CRED's Wealth Management Push
CRED's strategic expansion into wealth management, centered on the revamped Kuvera platform, is designed to capture a larger share of India's growing affluent investor market. The platform aims to differentiate itself in the competitive digital advisory space by focusing on improving investor judgement and fostering long-term wealth creation, rather than just transactional volume. This initiative leverages CRED's existing ecosystem and recent regulatory licenses.
Kuvera's New Tools for Affluent Investors
Two years after acquiring Kuvera, CRED has significantly upgraded the platform. New tools are designed to improve investor discipline, decision-making, asset allocation, and long-term performance. The revamped app caters to affluent investors with 'meaningful portfolios', emphasizing custom investment strategies and portfolio analysis. A new feature called 'Surplus' moves idle cash into select liquid funds. It requires a minimum ₹1 lakh investment and offers quick redemption, aiming to attract users needing efficient cash management. CRED partners with major asset managers like DSP, ICICI Prudential, Aditya Birla Sun Life, and HDFC AMC to offer a trusted selection of liquid funds. This targets Kuvera's existing 2 lakh monthly active users, with plans for wider rollout. The platform currently manages approximately ₹33,000 crore in assets. Founder Kunal Shah said these products aim to foster financial progress for trustworthy users.

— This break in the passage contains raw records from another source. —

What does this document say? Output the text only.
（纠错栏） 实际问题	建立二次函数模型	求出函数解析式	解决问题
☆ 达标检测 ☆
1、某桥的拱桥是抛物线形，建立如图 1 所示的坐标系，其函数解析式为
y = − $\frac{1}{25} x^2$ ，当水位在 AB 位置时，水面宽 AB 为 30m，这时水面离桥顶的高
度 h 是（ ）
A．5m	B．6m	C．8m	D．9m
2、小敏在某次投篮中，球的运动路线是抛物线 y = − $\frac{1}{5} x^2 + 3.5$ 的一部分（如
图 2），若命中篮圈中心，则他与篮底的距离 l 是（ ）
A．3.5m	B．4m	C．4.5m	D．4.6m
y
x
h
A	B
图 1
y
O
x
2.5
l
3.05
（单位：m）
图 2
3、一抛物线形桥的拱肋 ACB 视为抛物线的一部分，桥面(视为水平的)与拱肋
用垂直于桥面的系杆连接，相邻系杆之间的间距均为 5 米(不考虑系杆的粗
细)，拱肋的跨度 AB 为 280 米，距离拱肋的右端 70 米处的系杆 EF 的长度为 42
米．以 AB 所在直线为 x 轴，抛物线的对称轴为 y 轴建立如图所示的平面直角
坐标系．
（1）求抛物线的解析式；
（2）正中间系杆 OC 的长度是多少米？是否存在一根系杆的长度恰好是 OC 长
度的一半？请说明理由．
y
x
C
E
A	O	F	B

He emphasized prioritizing long-term trust over immediate monetization, unlike some wealth apps that may encourage more transactions.
Market Growth and CRED's Position
India's wealth management market is growing fast, expected to reach USD 436.4 billion by 2034, with an annual growth rate of 10.63%. The sector is moving from physical assets to financial portfolios, fueled by increasing wealth, digital adoption, and a younger investor base that wants personalized advice. Major competitors include Groww and Zerodha. Groww recently acquired Fisdom for $150 million to boost its wealth offerings. Historically, Kuvera users had an average SIP size twice the industry average and portfolio values five times higher, showing an inclination for significant investment. CRED's 15 million users, mostly with high credit scores, offer a large pool for cross-selling opportunities. CRED's recent Payment Aggregator license also strengthens its position. It allows direct merchant onboarding and payment processing, creating a more integrated financial ecosystem from payments to investments.
Challenges: Profitability and Valuation
However, questions remain about CRED's path to consistent profitability. The company has a history of significant losses, with cumulative losses exceeding ₹5,200 crore over 15 years, sparking debate on entrepreneurial success metrics. Operating losses narrowed by 51% to ₹298 crore in FY25 on revenue of ₹2,735 crore, but total losses are still substantial at ₹1,457 crore. CRED's valuation also dropped from $6.4 billion in 2022 to $3.5 billion by mid-2025. This reflects tighter investor sentiment and a focus on IPO readiness rather than rapid growth. The wealth management sector is highly competitive, with human advisors still holding 46.2% market share in 2025. This suggests challenges in quickly scaling robo-advisory or hybrid models against established firms. Kunal Shah's focus on trust and long-term value over immediate monetization, while building loyalty, could also slow revenue generation needed for a public listing or sustained profits. Critics question its long-term value proposition beyond bill payments and rewards, particularly for its affluent niche, and the success of its diversification efforts.
Future Outlook
With its revamped Kuvera platform, wealth management expansion, and Payment Aggregator license, CRED is positioned to potentially disrupt India's financial services sector. By offering a curated, trust-focused approach to affluent investors and linking payments with wealth management, CRED aims to increase engagement and monetize its premium users. Success will depend on navigating intense competition, turning user trust into sustainable revenue, and showing a clear path to profitability amidst changing market and regulatory conditions.